Будь терпелив, читатель милый мой!
Кто б ни был ты: внук Евы иль Адама,
Разумник ли, шалун ли молодой, —
Картина будет; это – только рама!
От правил, утвержденных стариной,
Не отступлю, – я уважаю строго
Всех стариков, а их теперь так много…
Не правда ль, кто не стар в осьмнадцать лет
Тот, верно, не видал людей и свет,
О наслажденьях знает лишь по слухам
И предан был учителям да мукам.
Герой наш был москвич, и потому
Я враг Неве и невскому туману.
Там (я весь мир в свидетели возьму)
Веселье вредно русскому карману,
Занятья вредны русскому уму.
Там жизнь грязна, пуста и молчалива,
Как плоский берег Финского залива.
Москва – не то: покуда я живу,
Клянусь, друзья, не разлюбить Москву.
Там я впервые в дни надежд и счастья
Был болен от любви и любострастья.
Москва, Москва!.. люблю тебя как сын,
Как русский, – сильно, пламенно и нежно!
Люблю священный блеск твоих седин
И этот Кремль зубчатый, безмятежный.
Напрасно думал чуждый властелин
С тобой, столетним русским великаном,
Померяться главою и – обманом
Тебя низвергнуть. Тщетно поражал
Тебя пришлец: ты вздрогнул – он упал!
Вселенная замолкла… Величавый,
Один ты жив, наследник нашей славы.
Ты жив!.. Ты жив, и каждый камень твой —
Заветное преданье поколений.
Бывало, я у башни угловой
Сижу в тени, и солнца луч осенний
Играет с мохом в трещине сырой,
И из гнезда, прикрытого карнизом,
Касатки вылетают, верхом, низом
Кружатся, вьются, чуждые людей.
И я, так полный волею страстей,
Завидовал их жизни безызвестной,
Как упованье вольной, поднебесной.
Я не философ – боже сохрани! —
И не мечтатель. За полетом пташки
Я не гонюсь, хотя в былые дни
Не вовсе чужд был глупой сей замашки.
Ну, муза, – ну, скорее, – разверни
Запачканный листок свой подорожный!..
Не завирайся, – тут зоил безбожный…
Куда теперь нам ехать из Кремля?
Ворот ведь много, велика земля!
Куда? – «На Пресню погоняй, извозчик!» —
«Старуха, прочь!.. Сворачивай, разносчик!»

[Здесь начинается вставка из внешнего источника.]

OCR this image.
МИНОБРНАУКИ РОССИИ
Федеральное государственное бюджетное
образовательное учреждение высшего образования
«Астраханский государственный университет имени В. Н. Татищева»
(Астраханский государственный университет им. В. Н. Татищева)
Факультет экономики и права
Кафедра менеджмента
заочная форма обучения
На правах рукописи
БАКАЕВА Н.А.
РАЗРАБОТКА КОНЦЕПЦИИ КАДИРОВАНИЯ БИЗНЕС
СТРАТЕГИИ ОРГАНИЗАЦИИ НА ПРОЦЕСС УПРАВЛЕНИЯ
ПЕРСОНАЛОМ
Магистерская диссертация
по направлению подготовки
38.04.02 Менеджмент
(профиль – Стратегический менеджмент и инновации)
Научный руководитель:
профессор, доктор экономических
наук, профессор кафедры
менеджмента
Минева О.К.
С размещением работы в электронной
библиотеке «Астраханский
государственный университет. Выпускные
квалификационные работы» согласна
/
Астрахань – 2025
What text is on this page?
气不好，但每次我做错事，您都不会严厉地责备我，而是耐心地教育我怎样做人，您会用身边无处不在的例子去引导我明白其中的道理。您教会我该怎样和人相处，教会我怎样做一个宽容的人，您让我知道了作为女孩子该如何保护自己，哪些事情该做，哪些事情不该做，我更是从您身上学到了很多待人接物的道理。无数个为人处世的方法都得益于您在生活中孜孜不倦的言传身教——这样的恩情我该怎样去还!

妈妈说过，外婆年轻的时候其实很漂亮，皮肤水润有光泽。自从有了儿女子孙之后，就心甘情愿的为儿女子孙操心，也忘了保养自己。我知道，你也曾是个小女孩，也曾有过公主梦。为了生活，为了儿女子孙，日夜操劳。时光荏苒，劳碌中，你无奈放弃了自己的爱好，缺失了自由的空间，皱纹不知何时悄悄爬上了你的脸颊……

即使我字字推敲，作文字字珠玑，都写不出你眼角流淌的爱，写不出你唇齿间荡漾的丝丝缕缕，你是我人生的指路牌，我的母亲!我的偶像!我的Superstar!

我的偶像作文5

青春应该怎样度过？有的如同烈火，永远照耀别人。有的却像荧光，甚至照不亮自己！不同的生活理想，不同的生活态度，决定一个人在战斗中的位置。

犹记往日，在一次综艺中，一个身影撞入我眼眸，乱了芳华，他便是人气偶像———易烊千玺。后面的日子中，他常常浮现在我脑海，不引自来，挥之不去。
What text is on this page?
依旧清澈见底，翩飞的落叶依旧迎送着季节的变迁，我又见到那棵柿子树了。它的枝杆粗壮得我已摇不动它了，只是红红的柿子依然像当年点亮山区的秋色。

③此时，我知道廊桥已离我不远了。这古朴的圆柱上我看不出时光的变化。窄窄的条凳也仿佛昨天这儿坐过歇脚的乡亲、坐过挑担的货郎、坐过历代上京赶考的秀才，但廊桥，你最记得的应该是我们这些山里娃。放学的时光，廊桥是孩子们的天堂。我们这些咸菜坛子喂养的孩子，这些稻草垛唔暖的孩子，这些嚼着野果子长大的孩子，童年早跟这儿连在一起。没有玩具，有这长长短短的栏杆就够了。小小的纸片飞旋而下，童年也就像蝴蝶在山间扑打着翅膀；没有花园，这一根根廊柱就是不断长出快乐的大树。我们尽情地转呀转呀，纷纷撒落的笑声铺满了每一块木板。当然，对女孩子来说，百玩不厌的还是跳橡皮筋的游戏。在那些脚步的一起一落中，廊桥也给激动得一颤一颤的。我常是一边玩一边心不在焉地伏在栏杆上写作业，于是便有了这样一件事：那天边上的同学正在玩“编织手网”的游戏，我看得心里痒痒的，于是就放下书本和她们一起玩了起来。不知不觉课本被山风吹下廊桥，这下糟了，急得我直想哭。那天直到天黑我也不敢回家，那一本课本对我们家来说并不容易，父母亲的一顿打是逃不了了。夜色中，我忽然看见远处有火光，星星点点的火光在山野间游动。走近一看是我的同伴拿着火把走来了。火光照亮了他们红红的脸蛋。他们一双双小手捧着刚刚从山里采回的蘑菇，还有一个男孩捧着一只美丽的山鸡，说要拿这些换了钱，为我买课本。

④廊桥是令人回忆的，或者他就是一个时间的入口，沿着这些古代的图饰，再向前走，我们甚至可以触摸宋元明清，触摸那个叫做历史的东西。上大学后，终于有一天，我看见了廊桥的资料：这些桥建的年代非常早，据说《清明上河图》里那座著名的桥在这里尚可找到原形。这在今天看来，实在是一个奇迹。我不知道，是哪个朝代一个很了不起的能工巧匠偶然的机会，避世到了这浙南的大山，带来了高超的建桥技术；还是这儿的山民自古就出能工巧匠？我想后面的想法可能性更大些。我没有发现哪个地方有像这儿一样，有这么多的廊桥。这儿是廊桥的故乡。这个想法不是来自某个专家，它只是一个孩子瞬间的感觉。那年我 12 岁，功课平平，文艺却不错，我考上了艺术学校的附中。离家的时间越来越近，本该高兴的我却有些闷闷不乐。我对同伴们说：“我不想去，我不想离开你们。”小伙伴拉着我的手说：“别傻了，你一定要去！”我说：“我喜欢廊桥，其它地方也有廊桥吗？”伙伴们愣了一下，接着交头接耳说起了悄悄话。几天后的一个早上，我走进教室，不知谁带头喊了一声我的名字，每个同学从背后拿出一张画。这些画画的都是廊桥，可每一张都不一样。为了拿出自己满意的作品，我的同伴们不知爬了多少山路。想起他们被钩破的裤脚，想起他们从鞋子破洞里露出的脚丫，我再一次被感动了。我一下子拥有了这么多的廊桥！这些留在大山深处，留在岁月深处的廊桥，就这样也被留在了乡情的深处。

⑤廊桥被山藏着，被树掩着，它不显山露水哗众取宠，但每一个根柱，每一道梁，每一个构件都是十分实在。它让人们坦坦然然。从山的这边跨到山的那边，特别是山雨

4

Луна катится в зимних облаках,
Как щит варяжский или сыр голландской.
Сравненье дерзко, но люблю я страх
Все дерзости, по вольности дворянской.
Спокойствия рачитель на часах
У будки пробудился, восклицая:
«Кто едет?» – «Муза!» – «Что за чорт! Какая?»
Ответа нет. Но вот уже пруды…
Белеет мост, по сторонам сады
Под инеем пушистым спят унылы;
Луна сребрит железные перилы.
Гуляка праздный, пьяный молодец,
С осанкой важной, в фризовой шинели,
Держась за них, бредет – и вот конец
Перилам. – «Всё направо!» – Заскрипели
Полозья по сугробам, как резец
По мрамору… Лачуги, цепью длинной
Мелькая мимо, кланяются чинно…
Вдали мелькнул знакомый огонек…
«Держи к воротам… Стой, – сугроб глубок!..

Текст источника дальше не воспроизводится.